GatsbyJS: The Next Step in Static Site Generation

When I began my internship with Alembic 5 weeks ago I figured I would be playing ball within a known court. TypeScript? No problems, I know JavaScript it would just take a little adjusting of the brains. Elixir? I knew enough of Elixir to know that I would enjoy learning it. GraphQL? Piece of cake, makes more sense to me than REST.

But GatsbyJS?

What the hell was Gatsby? Outside of a fictional reference and a South African street food I had never heard the term being used. Little did I know I would be spending the good part of my internship (and now my employment) delving into it's secrets. And I have to tell you, I fell in love with it really quickly.

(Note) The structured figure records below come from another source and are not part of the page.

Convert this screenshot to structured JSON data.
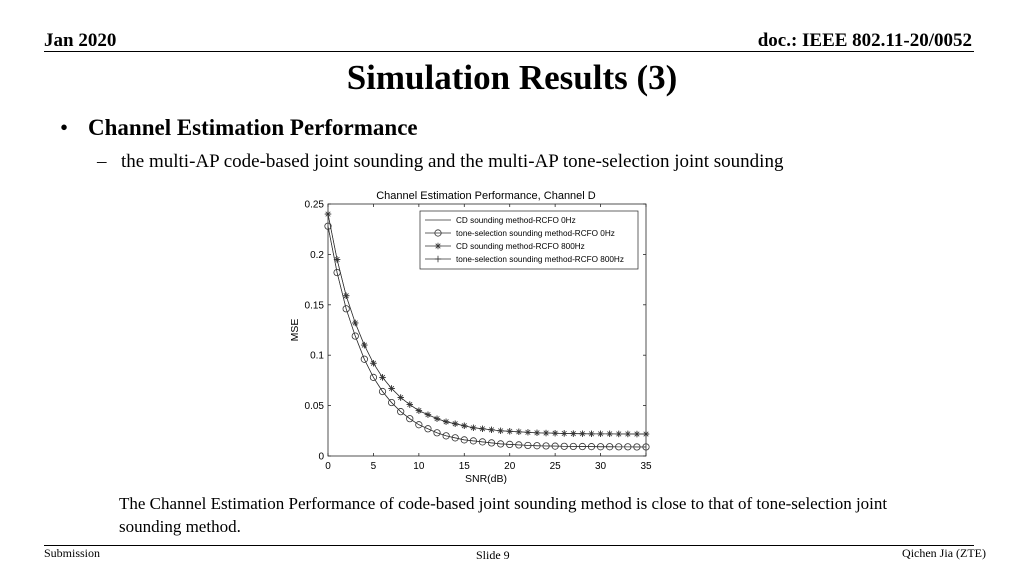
{
  "header": {
    "date": "Jan 2020",
    "doc": "doc.: IEEE 802.11-20/0052"
  },
  "slide": {
    "title": "Simulation Results (3)",
    "bullet_marker": "•",
    "bullet": "Channel Estimation Performance",
    "sub_marker": "–",
    "sub_bullet": "the multi-AP code-based joint sounding and the multi-AP tone-selection joint sounding",
    "caption": "The Channel Estimation Performance of code-based joint sounding method is close to that of tone-selection joint sounding method."
  },
  "footer": {
    "left": "Submission",
    "center": "Slide 9",
    "right": "Qichen Jia (ZTE)"
  },
  "chart_data": {
    "type": "line",
    "title": "Channel Estimation Performance, Channel D",
    "xlabel": "SNR(dB)",
    "ylabel": "MSE",
    "xlim": [
      0,
      35
    ],
    "ylim": [
      0,
      0.25
    ],
    "xticks": [
      0,
      5,
      10,
      15,
      20,
      25,
      30,
      35
    ],
    "yticks": [
      0,
      0.05,
      0.1,
      0.15,
      0.2,
      0.25
    ],
    "ytick_labels": [
      "0",
      "0.05",
      "0.1",
      "0.15",
      "0.2",
      "0.25"
    ],
    "grid": false,
    "legend_position": "top-right",
    "x": [
      0,
      1,
      2,
      3,
      4,
      5,
      6,
      7,
      8,
      9,
      10,
      11,
      12,
      13,
      14,
      15,
      16,
      17,
      18,
      19,
      20,
      21,
      22,
      23,
      24,
      25,
      26,
      27,
      28,
      29,
      30,
      31,
      32,
      33,
      34,
      35
    ],
    "series": [
      {
        "name": "CD sounding method-RCFO 0Hz",
        "marker": "none",
        "values": [
          0.228,
          0.182,
          0.146,
          0.119,
          0.096,
          0.078,
          0.064,
          0.053,
          0.044,
          0.037,
          0.031,
          0.027,
          0.023,
          0.02,
          0.018,
          0.016,
          0.015,
          0.014,
          0.013,
          0.012,
          0.0115,
          0.011,
          0.0105,
          0.0102,
          0.01,
          0.0098,
          0.0096,
          0.0095,
          0.0094,
          0.0093,
          0.0092,
          0.0092,
          0.0091,
          0.0091,
          0.009,
          0.009
        ]
      },
      {
        "name": "tone-selection sounding method-RCFO 0Hz",
        "marker": "circle",
        "values": [
          0.228,
          0.182,
          0.146,
          0.119,
          0.096,
          0.078,
          0.064,
          0.053,
          0.044,
          0.037,
          0.031,
          0.027,
          0.023,
          0.02,
          0.018,
          0.016,
          0.015,
          0.014,
          0.013,
          0.012,
          0.0115,
          0.011,
          0.0105,
          0.0102,
          0.01,
          0.0098,
          0.0096,
          0.0095,
          0.0094,
          0.0093,
          0.0092,
          0.0092,
          0.0091,
          0.0091,
          0.009,
          0.009
        ]
      },
      {
        "name": "CD sounding method-RCFO 800Hz",
        "marker": "asterisk",
        "values": [
          0.24,
          0.195,
          0.159,
          0.132,
          0.11,
          0.092,
          0.078,
          0.067,
          0.058,
          0.051,
          0.045,
          0.041,
          0.037,
          0.034,
          0.032,
          0.03,
          0.028,
          0.027,
          0.026,
          0.025,
          0.0245,
          0.024,
          0.0235,
          0.023,
          0.0228,
          0.0226,
          0.0224,
          0.0222,
          0.0221,
          0.022,
          0.022,
          0.022,
          0.0219,
          0.0219,
          0.0218,
          0.0218
        ]
      },
      {
        "name": "tone-selection sounding method-RCFO 800Hz",
        "marker": "plus",
        "values": [
          0.24,
          0.195,
          0.159,
          0.132,
          0.11,
          0.092,
          0.078,
          0.067,
          0.058,
          0.051,
          0.045,
          0.041,
          0.037,
          0.034,
          0.032,
          0.03,
          0.028,
          0.027,
          0.026,
          0.025,
          0.0245,
          0.024,
          0.0235,
          0.023,
          0.0228,
          0.0226,
          0.0224,
          0.0222,
          0.0221,
          0.022,
          0.022,
          0.022,
          0.0219,
          0.0219,
          0.0218,
          0.0218
        ]
      }
    ]
  }
}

Oh heart don't fail me now

GatsbyJS is a JavaScript framework geared towards the creation of static sites. Traditionally, static sites were HTML driven, and when you wanted to change the data contained on the site, you would have to change the HTML. Gatsby allows you to create a static site using React components. What does that mean? It means you get to programmatically generate content using all the power of React components, such as props and hooks. But even more than that, you can pull data into your components using GraphQL.

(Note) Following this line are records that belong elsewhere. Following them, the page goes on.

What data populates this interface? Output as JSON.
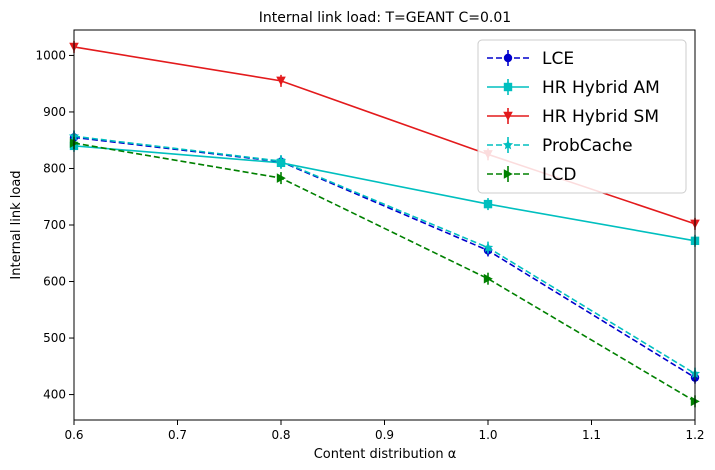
{
  "chart_data": {
    "type": "line",
    "title": "Internal link load: T=GEANT C=0.01",
    "xlabel": "Content distribution α",
    "ylabel": "Internal link load",
    "xlim": [
      0.6,
      1.2
    ],
    "ylim": [
      355,
      1045
    ],
    "xticks": [
      0.6,
      0.7,
      0.8,
      0.9,
      1.0,
      1.1,
      1.2
    ],
    "xtick_labels": [
      "0.6",
      "0.7",
      "0.8",
      "0.9",
      "1.0",
      "1.1",
      "1.2"
    ],
    "yticks": [
      400,
      500,
      600,
      700,
      800,
      900,
      1000
    ],
    "ytick_labels": [
      "400",
      "500",
      "600",
      "700",
      "800",
      "900",
      "1000"
    ],
    "grid": false,
    "legend_position": "top-right",
    "x": [
      0.6,
      0.8,
      1.0,
      1.2
    ],
    "series": [
      {
        "name": "LCE",
        "values": [
          855,
          812,
          655,
          430
        ],
        "color": "#0000cc",
        "dashed": true,
        "marker": "circle"
      },
      {
        "name": "HR Hybrid AM",
        "values": [
          840,
          810,
          737,
          672
        ],
        "color": "#00bfbf",
        "dashed": false,
        "marker": "square"
      },
      {
        "name": "HR Hybrid SM",
        "values": [
          1015,
          955,
          825,
          702
        ],
        "color": "#e31a1c",
        "dashed": false,
        "marker": "triangle-down"
      },
      {
        "name": "ProbCache",
        "values": [
          857,
          813,
          660,
          437
        ],
        "color": "#00bfbf",
        "dashed": true,
        "marker": "star"
      },
      {
        "name": "LCD",
        "values": [
          845,
          783,
          605,
          388
        ],
        "color": "#008000",
        "dashed": true,
        "marker": "triangle-right"
      }
    ]
  }
}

But even MORE than that - and this, for me, is the pièce de résistance - you can create content using Markdown or MDX, link it up to a default layout and node creator, and Gatsby will generate the pages for you using GraphQL calls.

GatsbyJS

This, what you are reading currently, is in an MDX file sitting somewhere snug in our filesystem and being delivered to you courtesy of GraphQL. No longer need we sift through the riff raff of HTML tags and badly indented code (you know who you are!), Gatsby allows us to smugly retain distance from the forest, and throw seeds of content into the thicket. And Markdown isn't the limit. Gatsby will parse XML, CSV, Excel files, YAML, JSON, PDF....the list goes on. Whatever format your data is in, Gatsby has a plugin to handle it.

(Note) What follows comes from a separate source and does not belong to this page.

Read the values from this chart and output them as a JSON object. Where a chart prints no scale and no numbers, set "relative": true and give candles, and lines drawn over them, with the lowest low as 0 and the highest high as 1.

And it's fast. Blazingly fast. Page loading is instant. Just like what you would expect from a static site. And the Gatsby eco-system is modular, allowing you to easily add functionality via the use of plugins. And if you can't find the functionality you want...make a plugin for it. Gatsby allows you to do that.

To manage content, the options are numerous. You can connect it to any CMS such as Wordpress or go headless such as Contentful. But what I like to do, and what we have chosen here at Alembic, is to use Github as your CMS. Using Netlify you can take advantage of their continuous deployment by linking it to your Github repository. Every time you make a change to a file and push it up without errors, Netlify will automatically update your hosted website. Combine that, with the ability to use Markdown, and you will never need a CMS again.

So why use it over something like WordPress? Language barriers aside, the biggest thing about Gatsby is the ability to leverage React and GraphQL. With this combination you push the boundaries of what it means for a site to be static. You get the speed of a static site with the scalability of a Web App. Using React's component system and GraphQL's structured queries gives you the power to pull in massive amounts of data and programmatically generate static content quickly and beautifully.

It's powerful. And fun! Gatsby brings the joy back into website development. It's complex enough to be challenging but fluid enough (as long as you stick to the Gatsby conventions) to allow a certain flow in how you create your web site. It at times blurs the line between what it means for a site to be static or dynamic, but it does so in a way that makes complete sense.

Check it out. This could be the framework you are looking for.